Desde las 8.00 horas, centenares de vecinos han pasado por los cuatro puntos habilitados para el reparto —Casal Jove, Garrofera, Espai de la Música Mestre Vila y Centro de Formación Josep Barberà i Ceprià— siguiendo el orden marcado por los tíquets oficiales. La elección directa del lugar donde cocinar ha vuelto a ser el momento clave de la mañana, con grupos accediendo cuando se llamaba su número.
La rapidez con la que se han agotado los espacios no ha sido casual. Detrás del reparto de este lunes hay un proceso que ha arrancado días antes, con la activación de prelistas vecinales desde la madrugada del sábado y el reparto de los tíquets oficiales durante la tarde del domingo, un sistema ya asentado en estos últimos años.
Madrugar para elegir el sitio deseado
Para muchos participantes, madrugar dos días antes del reparto ha resultado determinante. Joaquín Bernat, que participa este año por primera vez, ha logrado el número 36 en el Casal Jove, con un objetivo muy concreto. “Para poder cocinar delante de casa hay que estar desde el primer día. Si no madrugas el sábado, luego ya no llegas”, explicaba tras asegurar su ubicación en la zona de Casa Bellas.

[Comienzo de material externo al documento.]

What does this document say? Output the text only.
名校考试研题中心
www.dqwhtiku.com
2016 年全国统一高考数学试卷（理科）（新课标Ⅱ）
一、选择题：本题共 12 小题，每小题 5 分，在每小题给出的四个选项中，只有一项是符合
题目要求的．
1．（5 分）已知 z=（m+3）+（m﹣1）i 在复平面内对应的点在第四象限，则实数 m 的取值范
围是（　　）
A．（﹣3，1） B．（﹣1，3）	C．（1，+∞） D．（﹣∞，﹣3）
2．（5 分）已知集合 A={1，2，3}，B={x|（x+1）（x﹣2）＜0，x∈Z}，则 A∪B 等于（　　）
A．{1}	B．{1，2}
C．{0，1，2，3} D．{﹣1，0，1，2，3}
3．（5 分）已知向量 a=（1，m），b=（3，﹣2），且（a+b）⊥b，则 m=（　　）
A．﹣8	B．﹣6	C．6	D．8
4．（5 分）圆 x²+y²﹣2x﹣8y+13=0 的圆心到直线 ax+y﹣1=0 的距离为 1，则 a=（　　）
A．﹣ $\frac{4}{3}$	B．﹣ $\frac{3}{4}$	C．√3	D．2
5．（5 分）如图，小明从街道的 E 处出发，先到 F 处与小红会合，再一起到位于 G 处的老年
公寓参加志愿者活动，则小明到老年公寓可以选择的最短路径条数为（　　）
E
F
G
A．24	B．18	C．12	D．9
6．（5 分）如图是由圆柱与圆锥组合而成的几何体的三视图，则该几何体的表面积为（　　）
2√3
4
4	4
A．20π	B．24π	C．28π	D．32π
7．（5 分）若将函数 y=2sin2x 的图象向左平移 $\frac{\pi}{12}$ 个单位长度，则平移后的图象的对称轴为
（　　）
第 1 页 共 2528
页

La misma lógica se ha repetido entre la hostelería. Piluca Monfort, del restaurante 4Bis, ha subrayado la importancia de asegurarse un buen punto. “Tenemos que tener los números sí o sí, porque si no, no tenemos terraza y no podemos servir las paellas”, señalaba tras completar las tres fases del proceso, desde la prelista del sábado hasta la elección definitiva de este lunes.








































































La organización previa también ha requerido implicación vecinal. “Siempre tiene que haber gente para colaborar y que la lista sea real”, añadía Monfort, quien fue la primera este año en La Garrofera, recordando que durante el fin de semana varias personas se han quedado vigilando las hojas para garantizar que se respetara el orden. El esfuerzo ha tenido recompensa al situarse este año en los primeros puestos.

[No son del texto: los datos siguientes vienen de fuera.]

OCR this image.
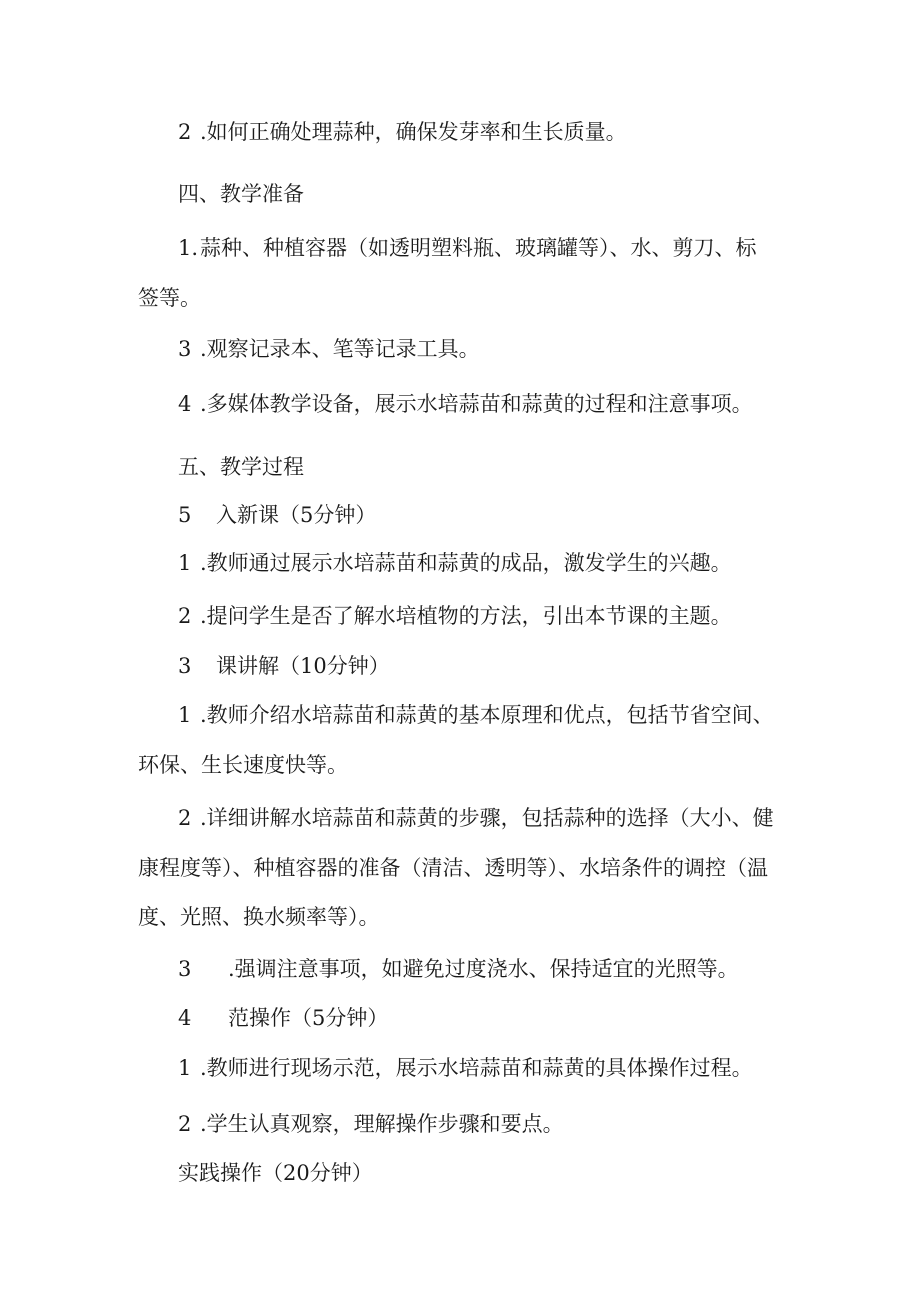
2 .如何正确处理蒜种，确保发芽率和生长质量。
四、教学准备
1.蒜种、种植容器（如透明塑料瓶、玻璃罐等）、水、剪刀、标
签等。
3 .观察记录本、笔等记录工具。
4 .多媒体教学设备，展示水培蒜苗和蒜黄的过程和注意事项。
五、教学过程
5 入新课（5分钟）
1 .教师通过展示水培蒜苗和蒜黄的成品，激发学生的兴趣。
2 .提问学生是否了解水培植物的方法，引出本节课的主题。
3 课讲解（10分钟）
1 .教师介绍水培蒜苗和蒜黄的基本原理和优点，包括节省空间、
环保、生长速度快等。
2 .详细讲解水培蒜苗和蒜黄的步骤，包括蒜种的选择（大小、健
康程度等）、种植容器的准备（清洁、透明等）、水培条件的调控（温
度、光照、换水频率等）。
3 .强调注意事项，如避免过度浇水、保持适宜的光照等。
4 范操作（5分钟）
1 .教师进行现场示范，展示水培蒜苗和蒜黄的具体操作过程。
2 .学生认真观察，理解操作步骤和要点。
实践操作（20分钟）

En otros puntos del municipio, la escena se ha repetido. Elena Rocamora, desde el Josep Barberà i Ceprià, ha confirmado que el objetivo compensaba la espera. “Queremos ponernos cerca de casa, por la zona de la frutería Carmen”, ha afirmado tras varios días pendientes de los turnos.
El reparto de este lunes ha cerrado así una antesala que ya forma parte del propio Día de las Paellas, con madrugones, listas vecinales y decisiones muy meditadas que vuelven a demostrar que, en Benicàssim, la fiesta empieza mucho antes de encender el fuego, el próximo 23 de enero.